Eu, eu mesmo, e o búlgaro em um bote amarelo!

Da velha caderneta de um sobrevivente...

Estava tudo pronto para a minha fuga! Havia recebido as encomendas do Ian àquela manhã, e estava no dormitório tentando inflar as bóias de braço e de cintura que tinham vindo junto com o bote. Já tinha combinado tudo com o Gregory, o único menino daquela escola que compreendia o que eu estava falando, e ele e o Sávio, o outro garoto do nosso dormitório que estava por dentro dos meus planos por intervenção do Gregory, iriam fugir comigo àquela noite. Os dois tinham ido organizar alguns detalhes pra nossa fuga... Gregory tinha ido até a sala do diretor para roubar um saquinho de flú, uma vez que assim que desembarcássemos em terra firme, pegaríamos a primeira lareira disponível na rede, e Sávio iria até a cozinha conseguir nosso estoque de comidas para a viagem. Não sei por que eles logo se animaram com a idéia de fugir dali, mas creio que não me enganei quando disse que aquilo parecia um campo de concentração, e não sou eu quem vai impedir eles de ganhar a liberdade né?

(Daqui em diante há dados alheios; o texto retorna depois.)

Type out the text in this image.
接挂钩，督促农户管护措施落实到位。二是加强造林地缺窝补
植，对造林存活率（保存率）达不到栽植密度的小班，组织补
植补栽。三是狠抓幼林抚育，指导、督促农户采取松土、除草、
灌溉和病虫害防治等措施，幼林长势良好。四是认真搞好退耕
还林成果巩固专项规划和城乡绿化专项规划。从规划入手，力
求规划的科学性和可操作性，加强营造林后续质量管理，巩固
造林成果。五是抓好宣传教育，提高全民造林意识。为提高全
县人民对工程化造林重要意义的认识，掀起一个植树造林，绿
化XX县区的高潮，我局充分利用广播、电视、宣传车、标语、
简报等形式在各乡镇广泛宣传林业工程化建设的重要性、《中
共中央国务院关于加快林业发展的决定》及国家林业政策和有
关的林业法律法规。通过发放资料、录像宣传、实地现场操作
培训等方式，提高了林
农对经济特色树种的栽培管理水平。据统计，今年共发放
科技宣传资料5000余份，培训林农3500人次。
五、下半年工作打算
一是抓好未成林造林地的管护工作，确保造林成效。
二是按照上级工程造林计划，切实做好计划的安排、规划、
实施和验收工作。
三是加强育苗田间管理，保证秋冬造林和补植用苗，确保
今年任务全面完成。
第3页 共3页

Quando anoiteceu, preparei minhas coisas ao pé da cama, e esperamos todos irem dormir para sair silenciosamente do dormitório. Empurrava as malas à frente, e carregava o bote murcho e o poleiro da Mariel vazio nos braços. Não havia ninguém andando pelos corredores àquela hora, uma vez que já havia passado das 21 horas, e como não encontramos com ninguém nos corredores, foi fácil o nosso acesso até o rio. Estava um frio cortante, o vento gelado, e eu pensei arrepiado na temperatura da água, mas finalmente decidido de que tudo daria certo, estiquei o bote, e comecei a soprar o ar pra dentro dele. O manual de instruções sob os olhos do Gregory que ia lendo pra mim, passo a passo o “Como manusear o seu super bote Aqualufs!” Soprei, soprei, soprei mais um pouco, e um pouco mais... E você pensa que já estava bom? Bota mais ar nisso... O negócio parecia um navio quando ia inchando... Tinha lugar pra bem umas dez pessoas, tranquilamente... Quando já estava roxo de falta de ar, finalmente o negócio estava inflado totalmente, e a gente se preparou pra ir embora. Malões, animais, capas e mochilas pra dentro do bote.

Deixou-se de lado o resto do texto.